Step 1 - ASP.NET Core Produces Response

Controller execution produces a result.

Example:

public sealed record CalculatePriceResponse(
    decimal TotalPrice);

Step 2 - Response Serialization

The response object is serialized using IDataFormatter.

graph LR

    Response --> IDataFormatter

    IDataFormatter --> Payload

Step 3 - Response Publication

The subscriber publishes the response message.

graph LR

    Subscriber --> RabbitMQ

Step 4 - Response Correlation

The publisher matches the response to the original request.

graph LR

    Request --> CorrelationId

    CorrelationId --> Response

Correlation identifiers are critical because multiple requests may be processed concurrently.

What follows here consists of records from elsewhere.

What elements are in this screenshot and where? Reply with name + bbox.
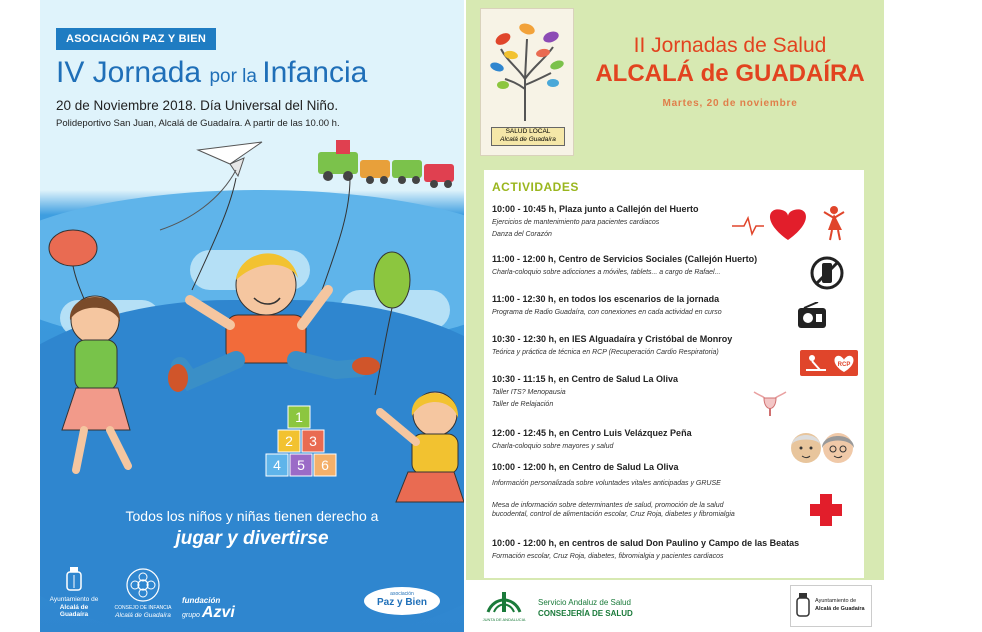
activity-title: 12:00 - 12:45 h, en Centro Luis Velázquez Peña <box>492 428 692 438</box>
coat-of-arms-icon <box>64 566 84 594</box>
title-part-1: IV Jornada <box>56 56 210 89</box>
title-part-3: Infancia <box>262 56 368 89</box>
tagline-line-2: jugar y divertirse <box>175 528 329 549</box>
activity-title: 10:00 - 10:45 h, Plaza junto a Callejón del Huerto <box>492 204 699 214</box>
activity-desc: Teórica y práctica de técnica en RCP (Recuperación Cardio Respiratoria) <box>492 349 719 356</box>
activity-title: 10:30 - 12:30 h, en IES Alguadaíra y Cristóbal de Monroy <box>492 334 733 344</box>
ayuntamiento-logo-right <box>790 585 872 627</box>
azvi-logo <box>182 597 235 621</box>
org-badge: ASOCIACIÓN PAZ Y BIEN <box>56 28 216 50</box>
activity-item <box>492 374 792 408</box>
block-1: 1 <box>295 409 303 425</box>
junta-label: JUNTA DE ANDALUCIA <box>482 617 526 622</box>
activity-item <box>492 428 792 450</box>
activity-item <box>492 502 792 518</box>
pyb-name: Paz y Bien <box>376 597 428 608</box>
flower-ring-icon <box>124 566 162 604</box>
salud-footer <box>466 580 884 632</box>
activity-title: 10:00 - 12:00 h, en centros de salud Don Paulino y Campo de las Beatas <box>492 538 800 548</box>
tagline-line-1: Todos los niños y niñas tienen derecho a <box>125 508 379 524</box>
consejo-infancia-logo <box>112 566 174 620</box>
activity-desc: Ejercicios de mantenimiento para pacientes cardiacos <box>492 219 660 226</box>
activity-desc: Taller ITS? Menopausia <box>492 389 566 396</box>
salud-poster <box>466 0 884 632</box>
rcp-icon <box>800 348 858 378</box>
green-balloon-icon <box>374 252 410 395</box>
heart-icon <box>732 204 862 244</box>
girl-right <box>380 392 464 502</box>
activity-desc: Programa de Radio Guadaíra, con conexiones en cada actividad en curso <box>492 309 722 316</box>
salud-date: Martes, 20 de noviembre <box>662 98 798 109</box>
block-4: 4 <box>273 457 281 473</box>
activity-desc: Charla-coloquio sobre mayores y salud <box>492 443 614 450</box>
tree-logo-line-1: SALUD LOCAL <box>505 128 551 135</box>
consejo-ring-text: CONSEJO DE INFANCIA <box>114 605 172 612</box>
activities-card <box>484 170 864 578</box>
activity-desc: Taller de Relajación <box>492 401 554 408</box>
title-part-2: por la <box>209 66 263 87</box>
azvi-grupo: grupo <box>182 612 200 619</box>
tree-logo-line-2: Alcalá de Guadaíra <box>500 136 556 144</box>
number-blocks <box>266 406 336 476</box>
block-3: 3 <box>309 433 317 449</box>
consejo-line: Alcalá de Guadaíra <box>115 612 171 620</box>
activity-item <box>492 294 792 316</box>
radio-icon <box>796 302 828 330</box>
block-5: 5 <box>297 457 305 473</box>
red-cross-icon <box>808 492 844 528</box>
activity-desc: Información personalizada sobre voluntades vitales anticipadas y GRUSE <box>492 480 721 487</box>
no-phone-icon <box>810 256 844 290</box>
activity-desc: Formación escolar, Cruz Roja, diabetes, fibromialgia y pacientes cardiacos <box>492 553 724 560</box>
activity-title: 10:00 - 12:00 h, en Centro de Salud La Oliva <box>492 462 679 472</box>
poster-title <box>56 56 367 90</box>
dancer-icon <box>824 206 844 240</box>
activity-desc: Danza del Corazón <box>492 231 552 238</box>
rcp-label: RCP <box>837 362 851 368</box>
uterus-icon <box>750 386 790 418</box>
sas-logo <box>538 598 633 618</box>
activity-title: 11:00 - 12:00 h, Centro de Servicios Sociales (Callejón Huerto) <box>492 254 758 264</box>
activity-title: 10:30 - 11:15 h, en Centro de Salud La Oliva <box>492 374 679 384</box>
poster-location: Polideportivo San Juan, Alcalá de Guadaíra. A partir de las 10.00 h. <box>56 118 340 129</box>
activity-desc: Mesa de información sobre determinantes de salud, promoción de la salud <box>492 502 724 509</box>
activity-desc: Charla-coloquio sobre adicciones a móviles, tablets... a cargo de Rafael... <box>492 269 721 276</box>
activity-desc: bucodental, control de alimentación escolar, Cruz Roja, diabetes y fibromialgia <box>492 511 735 518</box>
pyb-asoc: asociación <box>390 591 414 597</box>
sas-line-2: CONSEJERÍA DE SALUD <box>538 609 633 618</box>
ayuntamiento-logo <box>46 566 102 619</box>
coat-of-arms-icon <box>795 592 811 620</box>
poster-subtitle: 20 de Noviembre 2018. Día Universal del Niño. <box>56 98 339 113</box>
junta-emblem-icon <box>484 586 524 616</box>
paz-y-bien-logo <box>364 587 440 615</box>
activity-item <box>492 462 792 487</box>
ayto-right-line-1: Ayuntamiento de <box>815 598 857 604</box>
infancia-poster <box>40 0 464 632</box>
paper-plane-icon <box>160 142 262 230</box>
activity-title: 11:00 - 12:30 h, en todos los escenarios de la jornada <box>492 294 720 304</box>
azvi-fundacion: fundación <box>182 596 221 605</box>
activity-item <box>492 334 792 356</box>
toy-train-icon <box>318 140 454 188</box>
ayto-line-1: Ayuntamiento de <box>49 596 99 604</box>
children-illustration <box>40 130 464 510</box>
elderly-couple-icon <box>788 428 858 468</box>
ayto-line-2: Alcalá de Guadaíra <box>59 603 89 619</box>
salud-title-line-2: ALCALÁ de GUADAÍRA <box>595 60 865 87</box>
jumping-boy <box>168 253 380 392</box>
sas-line-1: Servicio Andaluz de Salud <box>538 598 631 607</box>
ayto-right-line-2: Alcalá de Guadaíra <box>815 606 865 612</box>
activity-item <box>492 538 800 560</box>
salud-title-line-1: II Jornadas de Salud <box>633 34 827 57</box>
azvi-name: Azvi <box>201 604 235 621</box>
activities-heading: ACTIVIDADES <box>492 180 579 194</box>
junta-andalucia-logo <box>482 586 526 626</box>
block-2: 2 <box>285 433 293 449</box>
girl-left <box>62 296 130 470</box>
activity-item <box>492 254 792 276</box>
salud-local-label <box>491 127 565 146</box>
block-6: 6 <box>321 457 329 473</box>
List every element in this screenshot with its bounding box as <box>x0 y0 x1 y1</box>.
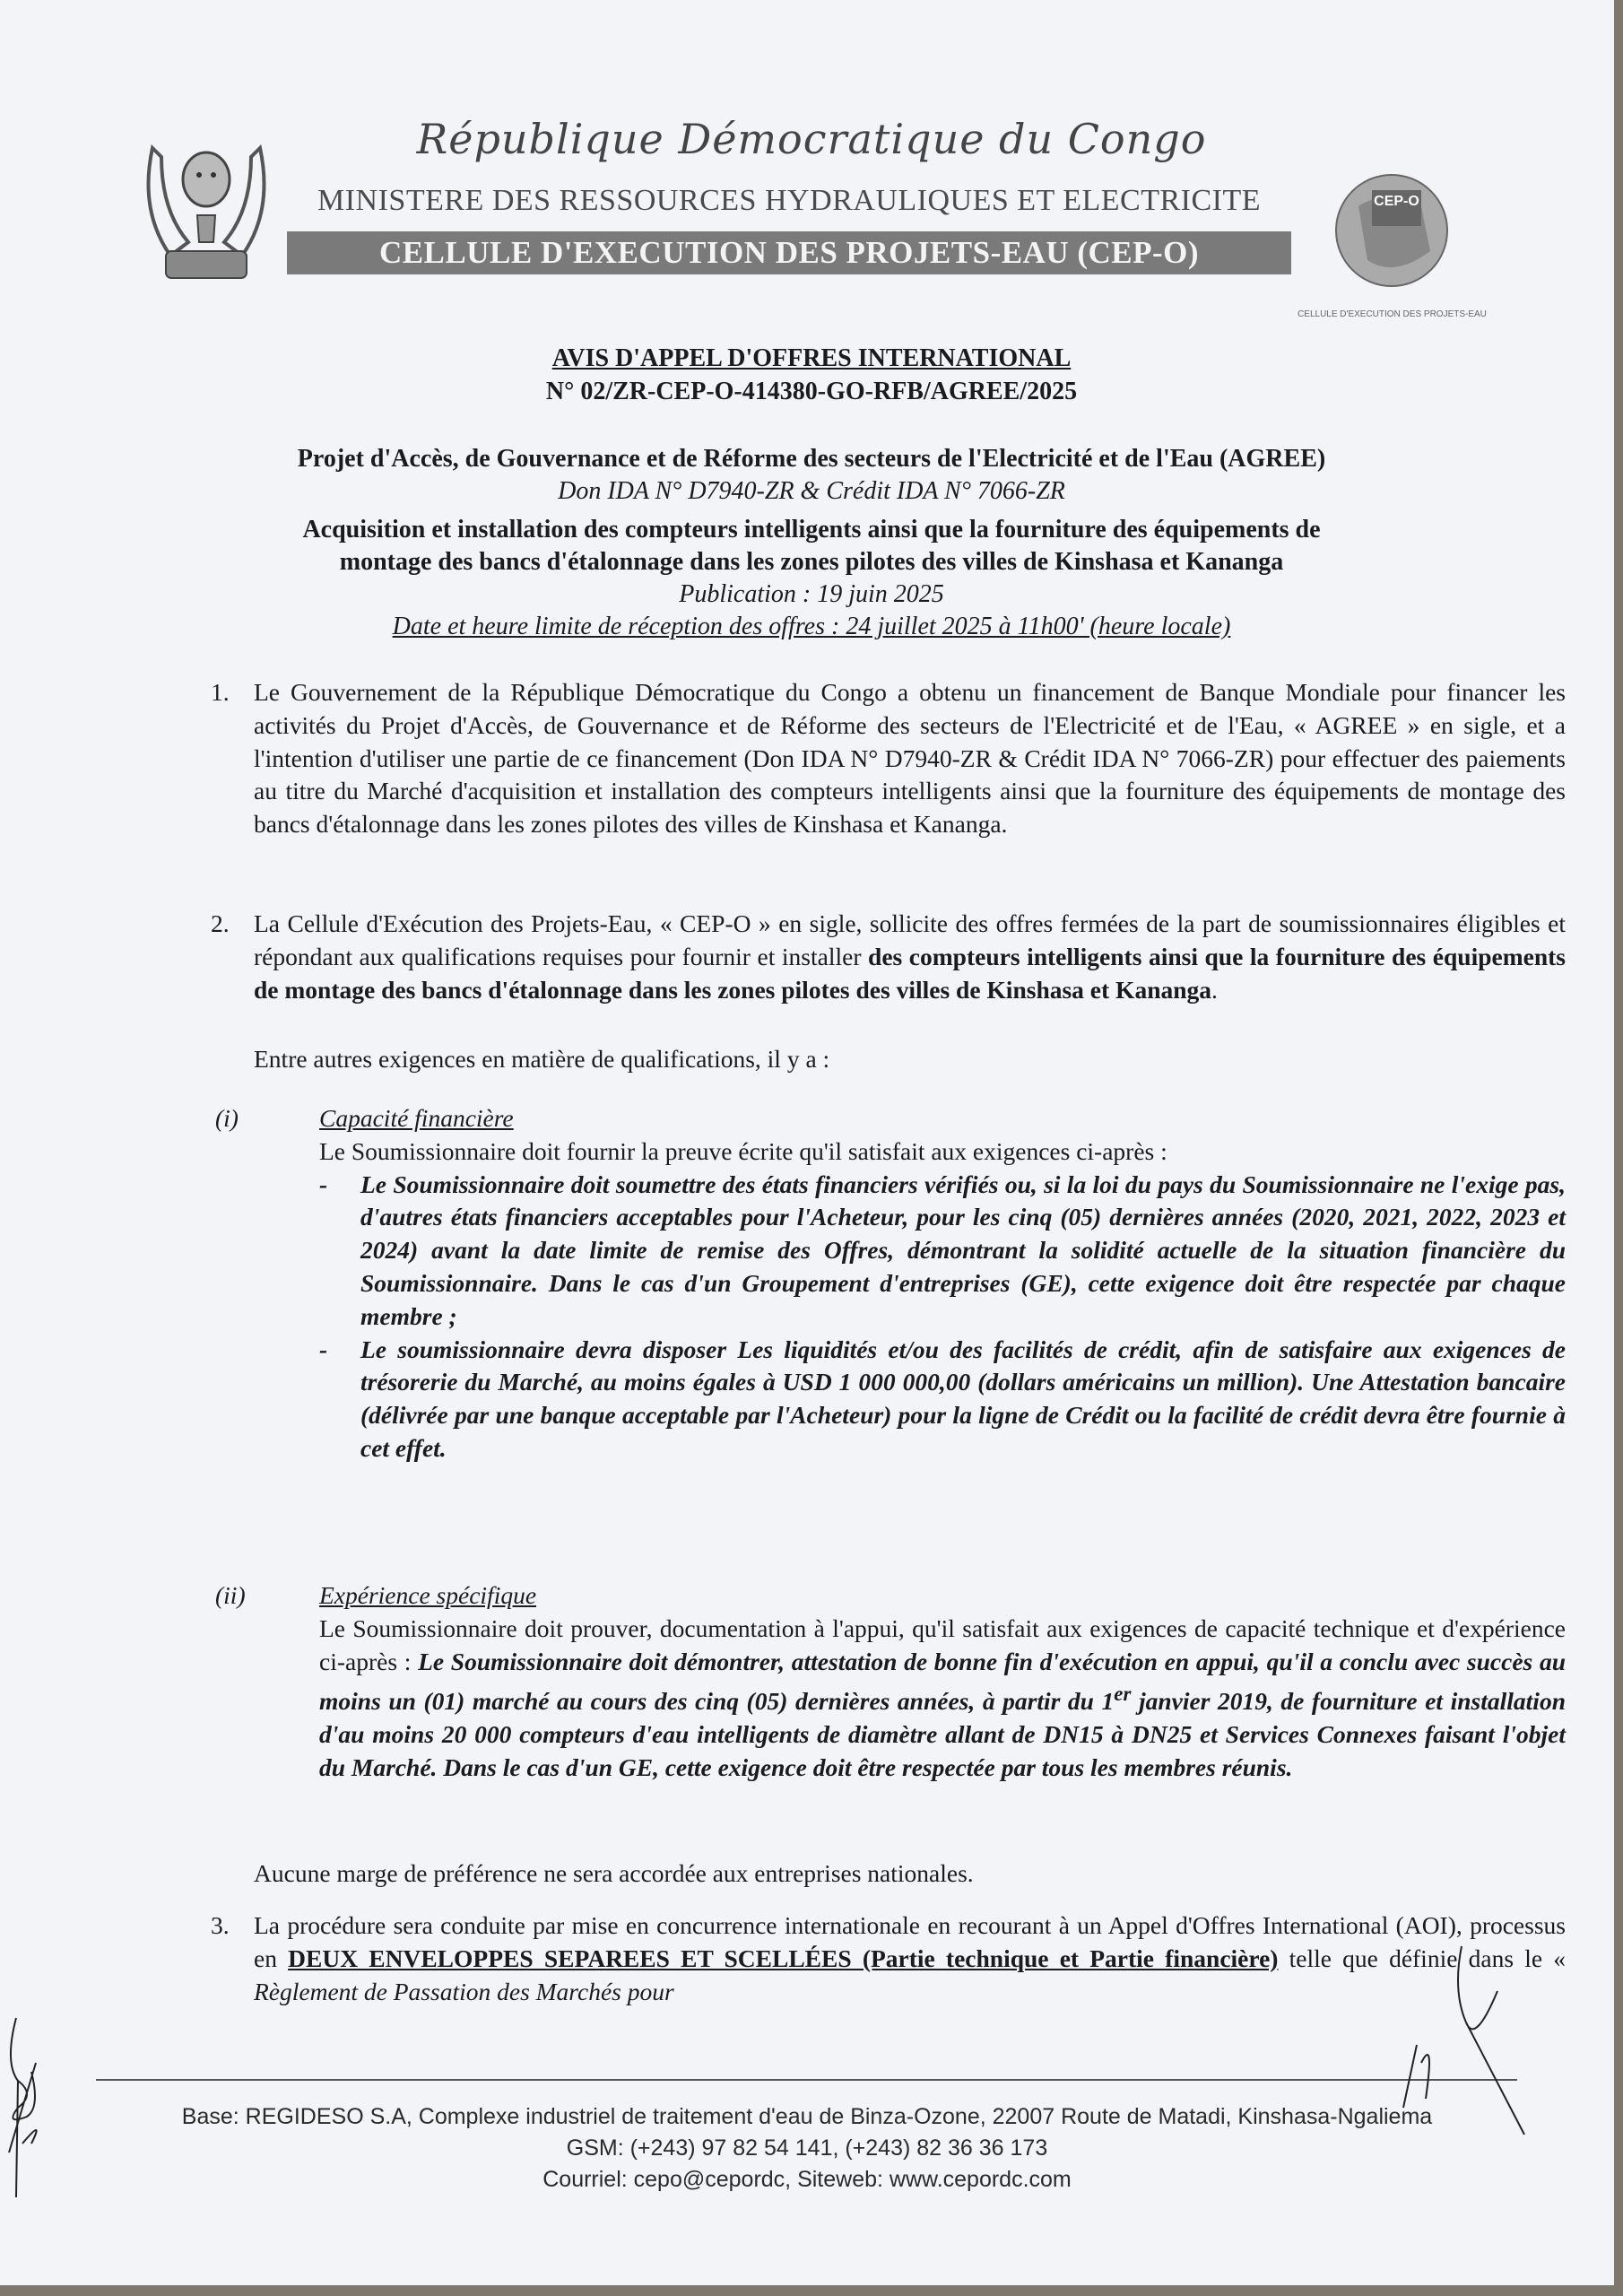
footer-contact <box>90 2164 1524 2196</box>
paragraph-1 <box>211 676 1566 841</box>
bullet-dash: - <box>319 1335 328 1363</box>
superscript: er <box>1114 1683 1132 1706</box>
bullet-text: Le Soumissionnaire doit soumettre des états financiers vérifiés ou, si la loi du pays du Soumissionnaire ne l'exige pas, d'autres états financiers acceptables pour l'Acheteur, pour les cinq (05) dernières années (2020, 2021, 2022, 2023 et 2024) avant la date limite de remise des Offres, démontrant la solidité actuelle de la situation financière du Soumissionnaire. Dans le cas d'un Groupement d'entreprises (GE), cette exigence doit être respectée par chaque membre ; <box>360 1170 1566 1330</box>
project-name: Projet d'Accès, de Gouvernance et de Réforme des secteurs de l'Electricité et de l'Eau (AGREE) <box>297 445 1326 473</box>
paragraph-bold: des compteurs intelligents ainsi que la fourniture des équipements de montage des bancs d'étalonnage dans les zones pilotes des villes de Kinshasa et Kananga <box>254 942 1566 1004</box>
cep-o-logo <box>1296 135 1488 327</box>
bullet-item <box>319 1334 1566 1465</box>
paragraph-number: 3. <box>211 1911 230 1939</box>
cellule-banner: CELLULE D'EXECUTION DES PROJETS-EAU (CEP-O) <box>287 231 1291 274</box>
section-heading: Capacité financière <box>319 1104 514 1132</box>
logo-text: CEP-O <box>1374 194 1419 209</box>
qualifications-intro: Entre autres exigences en matière de qualifications, il y a : <box>254 1045 830 1073</box>
bullet-text: Le soumissionnaire devra disposer Les liquidités et/ou des facilités de crédit, afin de satisfaire aux exigences de trésorerie du Marché, au moins égales à USD 1 000 000,00 (dollars américains un million). Une Attestation bancaire (délivrée par une banque acceptable par l'Acheteur) pour la ligne de Crédit ou la facilité de crédit devra être fournie à cet effet. <box>360 1335 1566 1462</box>
paragraph-text: La procédure sera conduite par mise en concurrence internationale en recourant à un Appel d'Offres International (AOI), processus en <box>254 1911 1566 1972</box>
subject-line-2: montage des bancs d'étalonnage dans les zones pilotes des villes de Kinshasa et Kananga <box>339 548 1284 576</box>
section-heading: Expérience spécifique <box>319 1581 537 1609</box>
footer-divider <box>96 2079 1517 2081</box>
section-text-emphasis: janvier 2019, de fourniture et installation d'au moins 20 000 compteurs d'eau intelligents de diamètre allant de DN15 à DN25 et Services Connexes faisant l'objet du Marché. Dans le cas d'un GE, cette exigence doit être respectée par tous les membres réunis. <box>319 1687 1566 1782</box>
notice-title: AVIS D'APPEL D'OFFRES INTERNATIONAL <box>551 344 1072 372</box>
footer-website: www.cepordc.com <box>889 2167 1072 2192</box>
paragraph-text: telle que définie dans le « <box>1278 1944 1566 1972</box>
footer-email: Courriel: cepo@cepordc, Siteweb: <box>542 2167 890 2192</box>
right-signature-icon <box>1363 1937 1542 2170</box>
bullet-dash: - <box>319 1170 328 1198</box>
section-text-plain: Le Soumissionnaire doit prouver, documentation à l'appui, qu'il satisfait aux exigences de capacité technique et d'expérience ci-après : <box>319 1613 1566 1675</box>
globe-icon <box>1296 135 1488 327</box>
publication-date: Publication : 19 juin 2025 <box>679 580 944 608</box>
logo-ring-text: CELLULE D'EXECUTION DES PROJETS-EAU <box>1298 309 1487 319</box>
footer-address: Base: REGIDESO S.A, Complexe industriel de traitement d'eau de Binza-Ozone, 22007 Route de Matadi, Kinshasa-Ngaliema <box>181 2104 1433 2129</box>
bullet-item <box>319 1169 1566 1334</box>
ministry-name: MINISTERE DES RESSOURCES HYDRAULIQUES ET ELECTRICITE <box>317 184 1261 217</box>
section-label: (i) <box>215 1104 239 1132</box>
paragraph-text: La Cellule d'Exécution des Projets-Eau, « CEP-O » en sigle, sollicite des offres fermées de la part de soumissionnaires éligibles et répondant aux qualifications requises pour fournir et installer <box>254 909 1566 970</box>
paragraph-end: . <box>1211 975 1218 1004</box>
paragraph-number: 2. <box>211 909 230 937</box>
funding: Don IDA N° D7940-ZR & Crédit IDA N° 7066-ZR <box>558 477 1065 505</box>
paragraph-2 <box>211 908 1566 1006</box>
footer-phone: GSM: (+243) 97 82 54 141, (+243) 82 36 36 173 <box>566 2135 1048 2161</box>
no-preference-margin: Aucune marge de préférence ne sera accordée aux entreprises nationales. <box>254 1859 974 1887</box>
notice-number: N° 02/ZR-CEP-O-414380-GO-RFB/AGREE/2025 <box>545 378 1078 405</box>
left-signature-icon <box>0 2009 99 2206</box>
section-text-emphasis: Le Soumissionnaire doit démontrer, attestation de bonne fin d'exécution en appui, qu'il a conclu avec succès au moins un (01) marché au cours des cinq (05) dernières années, à partir du 1 <box>319 1647 1566 1716</box>
section-specific-experience <box>215 1579 1566 1785</box>
section-label: (ii) <box>215 1581 246 1609</box>
section-text: Le Soumissionnaire doit fournir la preuve écrite qu'il satisfait aux exigences ci-après : <box>319 1136 1167 1165</box>
section-financial-capacity <box>215 1102 1566 1465</box>
paragraph-bold-underline: DEUX ENVELOPPES SEPAREES ET SCELLÉES (Partie technique et Partie financière) <box>288 1944 1279 1972</box>
deadline: Date et heure limite de réception des offres : 24 juillet 2025 à 11h00' (heure locale) <box>392 613 1231 640</box>
republic-title: République Démocratique du Congo <box>416 115 1207 163</box>
paragraph-italic: Règlement de Passation des Marchés pour <box>254 1977 674 2005</box>
paragraph-text: Le Gouvernement de la République Démocratique du Congo a obtenu un financement de Banque Mondiale pour financer les activités du Projet d'Accès, de Gouvernance et de Réforme des secteurs de l'Electricité et de l'Eau, « AGREE » en sigle, et a l'intention d'utiliser une partie de ce financement (Don IDA N° D7940-ZR & Crédit IDA N° 7066-ZR) pour effectuer des paiements au titre du Marché d'acquisition et installation des compteurs intelligents ainsi que la fourniture des équipements de montage des bancs d'étalonnage dans les zones pilotes des villes de Kinshasa et Kananga. <box>254 678 1566 839</box>
subject-line-1: Acquisition et installation des compteurs intelligents ainsi que la fourniture des équipements de <box>302 516 1321 544</box>
paragraph-number: 1. <box>211 678 230 706</box>
section-text <box>319 1613 1566 1785</box>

Step 5 - Client Receives Response

The response is deserialized and returned to the caller.

graph LR

    Payload --> IDataFormatter

    IDataFormatter --> Response

The application receives the final result as if it were a local request/response interaction.


Timeout Handling

Applications should always assume that responses may fail to arrive.

Common causes include:

  • network failures;
  • broker failures;
  • application failures;
  • timeout expiration.

Timeout policies should be configured according to business requirements.